Le Journal de Montréal reported Monday that at an emotional caucus meeting before Easter, some Bloc MPs said with distress and chagrin that their party had forgotten its purpose. With Parti Québécois leader Pauline Marois shelving the idea of a third sovereignty referendum, some MPs reportedly complained, the Bloc's only remaining role is to make federalism work better.
Bloc leader Gilles Duceppe and others quickly, flatly denied that any such comments had been made.

We'll accept that, but we regret it. The Bloc should be asking itself what it's good for. Quebecers should be asking that, too. There is no good answer to that question.
Sovereignty, if it ever happens, will arrive through the deliberate choice of a majority of Quebecers, expressed without ambiguity, and then through negotiations between the Quebec government and Ottawa.
But the Bloc, unique among parties in Parliament, has no hope - literally, has no hope - of forming a government. For decades Bloc MPs have cluttered up Parliament Hill, speaking incessantly of "the best interests of Quebecers" but instead working for the sovereignty movement, which is not at all the same thing.

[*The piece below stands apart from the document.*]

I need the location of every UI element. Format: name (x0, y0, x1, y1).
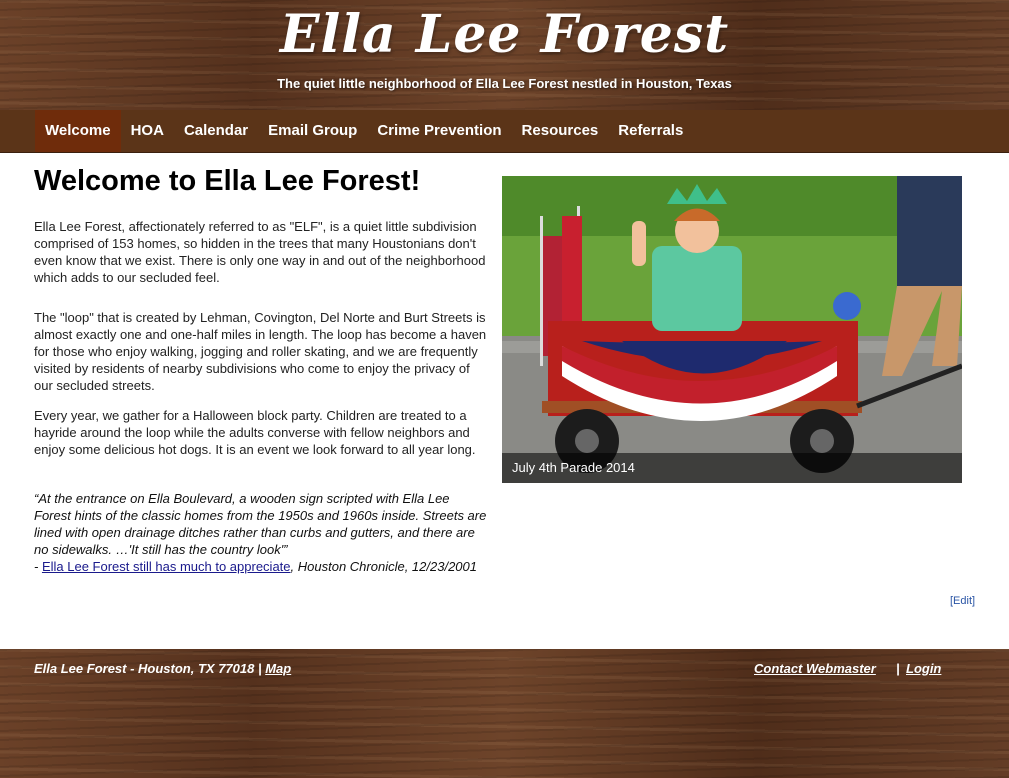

The Bloc started as a sudden rejection, by the emotional Lucien Bouchard and others, of federalism. It briefly dominated federal politics in francophone Quebec. But now, again, a Canada-wide party is showing Quebecers that being part of the government works just fine.
And so the Bloc finds itself with no role except amassing nice pensions for its MPs. It is now well past time for the Bloc to get out of the way and let Canadian political parties strengthen their Quebec representation. That would be the true best interest of Quebecers.